Por isso eu votei na Dilma, porque melhorou, porque, na roça, o serviço é mais pesado e esse é um benefício que a gente ganha sem trabalhar. Ajuda bastante”, revela.
Pesdebista solitária
Entre tantos eleitores de Dilma, o G1 encontrou apenas uma eleitora do Aécio – a estudante Vladerlice Saminez Silva, 20. Ela conta que votou no candidato tucano porque considerou as propostas dele melhores e revela que não foi a única na cidade a pensar assim. Segundo ela, muita gente não votou no opositor a Dilma com medo de perder os benefícios.
“Votei no Aécio porque achei as propostas dele muito melhores do que as da Dilma. Ela fez coisa boa no governo, mas deveria ter feito mais. Principalmente na segurança e, analisando o debate, achei as propostas dele muito melhores”, disse.
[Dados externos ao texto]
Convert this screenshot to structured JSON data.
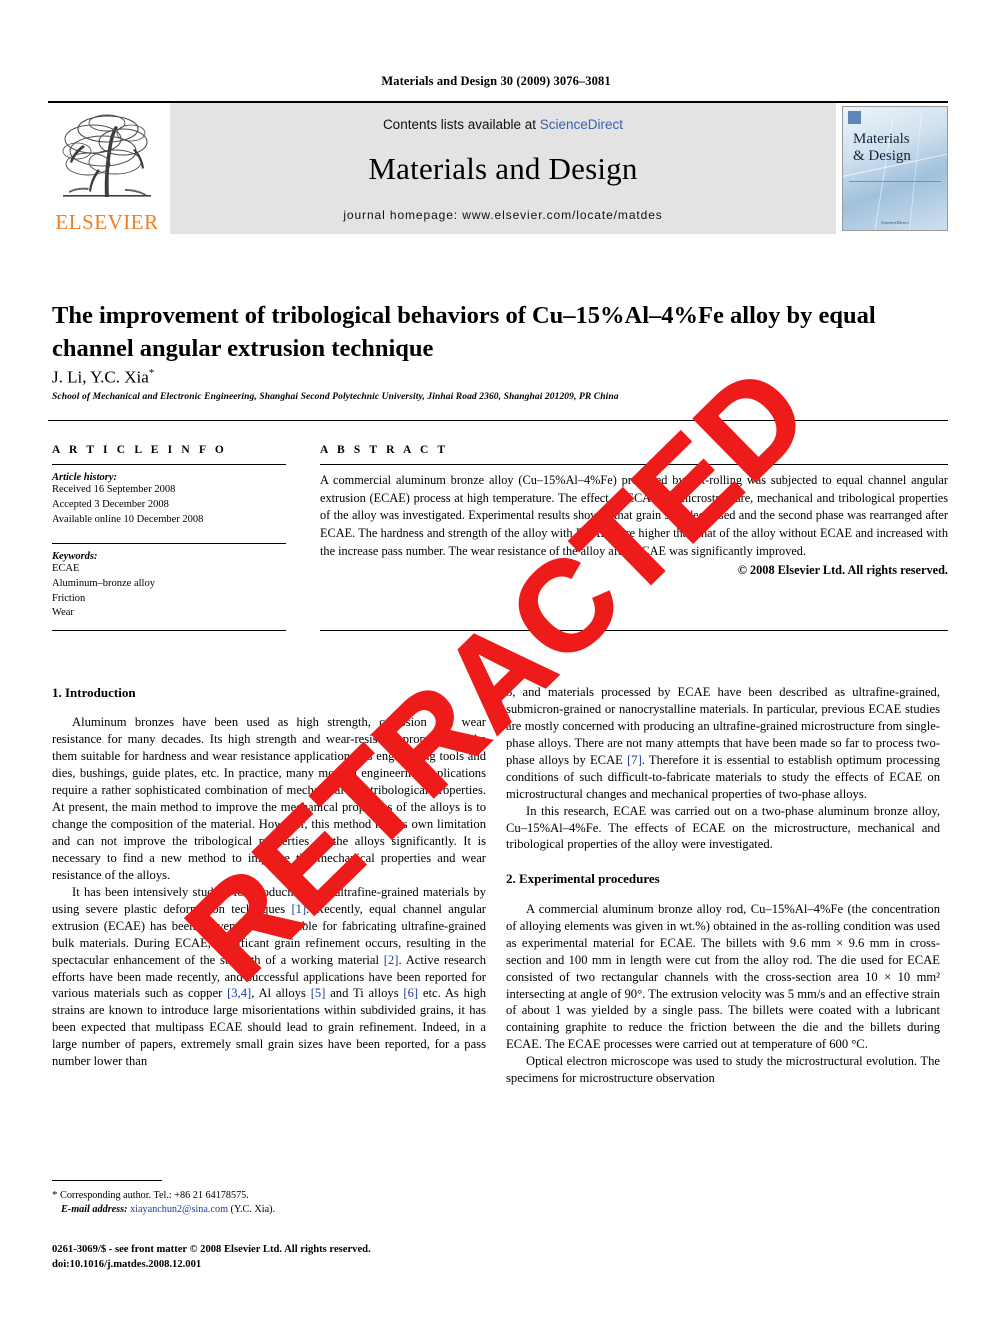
{
  "running_head": "Materials and Design 30 (2009) 3076–3081",
  "banner": {
    "publisher_name": "ELSEVIER",
    "contents_prefix": "Contents lists available at ",
    "sciencedirect": "ScienceDirect",
    "journal_title": "Materials and Design",
    "homepage": "journal homepage: www.elsevier.com/locate/matdes",
    "cover": {
      "line1": "Materials",
      "line2": "& Design",
      "footer": "ScienceDirect"
    }
  },
  "article": {
    "title": "The improvement of tribological behaviors of Cu–15%Al–4%Fe alloy by equal channel angular extrusion technique",
    "authors": "J. Li, Y.C. Xia",
    "author_marker": "*",
    "affiliation": "School of Mechanical and Electronic Engineering, Shanghai Second Polytechnic University, Jinhai Road 2360, Shanghai 201209, PR China"
  },
  "article_info": {
    "heading": "A R T I C L E   I N F O",
    "history_label": "Article history:",
    "history": [
      "Received 16 September 2008",
      "Accepted 3 December 2008",
      "Available online 10 December 2008"
    ],
    "keywords_label": "Keywords:",
    "keywords": [
      "ECAE",
      "Aluminum–bronze alloy",
      "Friction",
      "Wear"
    ]
  },
  "abstract": {
    "heading": "A B S T R A C T",
    "text": "A commercial aluminum bronze alloy (Cu–15%Al–4%Fe) produced by hot-rolling was subjected to equal channel angular extrusion (ECAE) process at high temperature. The effect of ECAE on microstructure, mechanical and tribological properties of the alloy was investigated. Experimental results showed that grain size decreased and the second phase was rearranged after ECAE. The hardness and strength of the alloy with ECAE were higher than that of the alloy without ECAE and increased with the increase pass number. The wear resistance of the alloy after ECAE was significantly improved.",
    "copyright": "© 2008 Elsevier Ltd. All rights reserved."
  },
  "body": {
    "introduction_heading": "1. Introduction",
    "intro_p1": "Aluminum bronzes have been used as high strength, corrosion and wear resistance for many decades. Its high strength and wear-resisting properties make them suitable for hardness and wear resistance applications, as engineering tools and dies, bushings, guide plates, etc. In practice, many modern engineering applications require a rather sophisticated combination of mechanical and tribological properties. At present, the main method to improve the mechanical properties of the alloys is to change the composition of the material. However, this method has its own limitation and can not improve the tribological properties of the alloys significantly. It is necessary to find a new method to improve the mechanical properties and wear resistance of the alloys.",
    "intro_p2_a": "It has been intensively studied for producing bulk ultrafine-grained materials by using severe plastic deformation techniques ",
    "intro_p2_r1": "[1]",
    "intro_p2_b": ". Recently, equal channel angular extrusion (ECAE) has been proven to be available for fabricating ultrafine-grained bulk materials. During ECAE, significant grain refinement occurs, resulting in the spectacular enhancement of the strength of a working material ",
    "intro_p2_r2": "[2]",
    "intro_p2_c": ". Active research efforts have been made recently, and successful applications have been reported for various materials such as copper ",
    "intro_p2_r3": "[3,4]",
    "intro_p2_d": ", Al alloys ",
    "intro_p2_r4": "[5]",
    "intro_p2_e": " and Ti alloys ",
    "intro_p2_r5": "[6]",
    "intro_p2_f": " etc. As high strains are known to introduce large misorientations within subdivided grains, it has been expected that multipass ECAE should lead to grain refinement. Indeed, in a large number of papers, extremely small grain sizes have been reported, for a pass number lower than",
    "col2_p1_a": "8, and materials processed by ECAE have been described as ultrafine-grained, submicron-grained or nanocrystalline materials. In particular, previous ECAE studies are mostly concerned with producing an ultrafine-grained microstructure from single-phase alloys. There are not many attempts that have been made so far to process two-phase alloys by ECAE ",
    "col2_p1_r1": "[7]",
    "col2_p1_b": ". Therefore it is essential to establish optimum processing conditions of such difficult-to-fabricate materials to study the effects of ECAE on microstructural changes and mechanical properties of two-phase alloys.",
    "col2_p2": "In this research, ECAE was carried out on a two-phase aluminum bronze alloy, Cu–15%Al–4%Fe. The effects of ECAE on the microstructure, mechanical and tribological properties of the alloy were investigated.",
    "experimental_heading": "2. Experimental procedures",
    "exp_p1": "A commercial aluminum bronze alloy rod, Cu–15%Al–4%Fe (the concentration of alloying elements was given in wt.%) obtained in the as-rolling condition was used as experimental material for ECAE. The billets with 9.6 mm × 9.6 mm in cross-section and 100 mm in length were cut from the alloy rod. The die used for ECAE consisted of two rectangular channels with the cross-section area 10 × 10 mm² intersecting at angle of 90°. The extrusion velocity was 5 mm/s and an effective strain of about 1 was yielded by a single pass. The billets were coated with a lubricant containing graphite to reduce the friction between the die and the billets during ECAE. The ECAE processes were carried out at temperature of 600 °C.",
    "exp_p2": "Optical electron microscope was used to study the microstructural evolution. The specimens for microstructure observation"
  },
  "footnote": {
    "marker": "*",
    "corresponding": " Corresponding author. Tel.: +86 21 64178575.",
    "email_label": "E-mail address:",
    "email": "xiayanchun2@sina.com",
    "email_suffix": " (Y.C. Xia)."
  },
  "imprint": {
    "line1": "0261-3069/$ - see front matter © 2008 Elsevier Ltd. All rights reserved.",
    "line2": "doi:10.1016/j.matdes.2008.12.001"
  },
  "watermark": {
    "text": "RETRACTED",
    "color": "#ee1b1b"
  }
}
Para Vladerlice, a alternância de governantes no poder seria positiva para o país. “A maioria das pessoas votou nela por causa do Bolsa Família, com medo de perder, mas a gente não tem que pensar não só na gente, mas no país em si e foi isso que eu fiz. Se a pessoa não faz nada, a gente muda. Se ele não fizesse nada, a gente mudava de novo. E assim vai, até a gente encontrar alguém que realmente se importe com o país”, conclui.